As another example, when the Content to inspect is limited, the values listed below will be inspected.
Content to inspect | JSON match scope | Inspected contents |
---|---|---|
/user/data | ALL | job, role, Engineers, position, manager |
/user/data | keys | job, role, position |
/user/data | values | Engineers, manager |
/user/data/job/0 | ALL | role, Engineers, position, manager |
/user/data/job/0 | keys | role, position |
/user/data/job/0 | values | Engineers, manager |
JSON Pointer is defined by RFC6901.
Specify keys for associative array {} and specify placement for array [].
Reference:
https://tools.ietf.org/html/rfc6901
4. Example usages
Change the setting to only inspect values | By limiting the content to inspect to inputs from clients, you could reduce the possibilities of false positives. |
Only target to inspect where JSON structures change based on user input | By limiting the content to inspect, you could reduce the possibilities of false positives. |
Exclude text input that accepts relatively free content from content to inspect | You could reduce the possibilities of false positives that could occur in relatively free text input *With increased scopes, higher WCU might be required. *This has to be edited in JSON editor. |
Narrowing down the conditions of existing rules | You can narrow down the conditions of rules by combining JSON parser features’ conditions and existing rules using AND conditon |
Narrowing down to reduce false positives is beneficial if the content that does not get inspected is controlled and only accepts expected values. Use these methods after you’ve ensured that appropriate validation is provided.
5. Caveat
- AWS WAF request size limitations
AWS WAF can only inspect the first 8 KB (8,192 bytes) of the request body. In some cases, you have to combine rules to inspect based on request sizes.
- High cost
By using the JSON parser feature, usage of WCU increases to double the amount. It might be more cost-effective to implement methods to counter false positives by excluding certain URI paths than to exclude certain information in a specific JSON.

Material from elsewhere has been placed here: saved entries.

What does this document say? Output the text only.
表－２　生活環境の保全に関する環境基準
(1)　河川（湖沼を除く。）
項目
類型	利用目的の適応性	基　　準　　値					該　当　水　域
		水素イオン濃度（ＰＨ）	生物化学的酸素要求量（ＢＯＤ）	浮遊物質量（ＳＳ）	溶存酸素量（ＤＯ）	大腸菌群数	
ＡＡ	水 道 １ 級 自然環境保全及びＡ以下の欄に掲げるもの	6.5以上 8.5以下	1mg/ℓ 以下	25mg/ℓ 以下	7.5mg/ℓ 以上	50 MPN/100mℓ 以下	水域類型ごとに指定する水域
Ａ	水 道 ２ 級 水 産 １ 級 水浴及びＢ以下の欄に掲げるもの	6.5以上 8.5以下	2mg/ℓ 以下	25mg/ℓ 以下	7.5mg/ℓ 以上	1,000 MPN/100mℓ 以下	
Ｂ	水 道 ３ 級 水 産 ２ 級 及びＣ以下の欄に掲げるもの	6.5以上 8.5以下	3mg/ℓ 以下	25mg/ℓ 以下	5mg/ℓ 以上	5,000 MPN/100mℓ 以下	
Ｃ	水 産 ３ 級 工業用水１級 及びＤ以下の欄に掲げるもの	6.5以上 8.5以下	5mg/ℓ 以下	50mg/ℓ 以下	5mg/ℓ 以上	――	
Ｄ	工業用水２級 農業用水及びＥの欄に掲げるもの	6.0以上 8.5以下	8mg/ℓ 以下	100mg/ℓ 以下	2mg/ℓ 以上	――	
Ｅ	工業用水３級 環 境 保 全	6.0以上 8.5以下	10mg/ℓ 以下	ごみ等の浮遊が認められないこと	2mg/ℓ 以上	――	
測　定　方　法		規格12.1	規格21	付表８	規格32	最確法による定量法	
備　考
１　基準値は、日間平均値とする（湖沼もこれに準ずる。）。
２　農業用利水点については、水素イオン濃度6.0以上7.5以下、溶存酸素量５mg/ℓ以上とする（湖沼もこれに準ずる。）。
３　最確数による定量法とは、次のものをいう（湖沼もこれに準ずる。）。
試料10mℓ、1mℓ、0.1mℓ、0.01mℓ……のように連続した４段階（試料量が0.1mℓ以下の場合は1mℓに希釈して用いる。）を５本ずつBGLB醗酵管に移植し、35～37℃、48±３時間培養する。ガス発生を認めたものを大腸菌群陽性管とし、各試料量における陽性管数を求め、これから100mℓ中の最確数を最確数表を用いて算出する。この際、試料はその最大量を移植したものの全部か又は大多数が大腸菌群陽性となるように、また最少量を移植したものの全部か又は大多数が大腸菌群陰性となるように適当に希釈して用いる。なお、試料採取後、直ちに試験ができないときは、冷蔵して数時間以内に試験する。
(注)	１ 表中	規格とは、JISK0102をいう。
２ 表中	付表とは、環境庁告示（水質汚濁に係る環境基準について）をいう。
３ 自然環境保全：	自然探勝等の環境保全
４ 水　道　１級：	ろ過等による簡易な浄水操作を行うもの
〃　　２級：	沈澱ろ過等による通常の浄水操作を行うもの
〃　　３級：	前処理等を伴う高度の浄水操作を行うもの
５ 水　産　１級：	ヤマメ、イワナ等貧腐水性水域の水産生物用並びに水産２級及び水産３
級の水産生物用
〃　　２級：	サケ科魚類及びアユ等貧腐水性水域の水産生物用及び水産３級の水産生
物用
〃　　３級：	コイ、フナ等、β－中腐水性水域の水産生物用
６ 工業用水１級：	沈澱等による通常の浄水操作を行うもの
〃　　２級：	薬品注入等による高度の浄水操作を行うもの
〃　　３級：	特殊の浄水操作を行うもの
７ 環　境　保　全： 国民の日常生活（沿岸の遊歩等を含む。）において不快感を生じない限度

6. Limitations on WafCharm
Customization using the JSON parser feature is available.
Please refer to the AWS WAF document's JSON body section before requesting a customization.
You can add the rule as your own rule as well.
7. Conclusion
This feature can only be used for JSON format data, but it is useful to avoid false positives because you can narrow down the content to inspect.
However, having content not to inspect does pose security risks; ensure that your application has implemented a way to avoid unexpected value from being entered in a place you are excluding.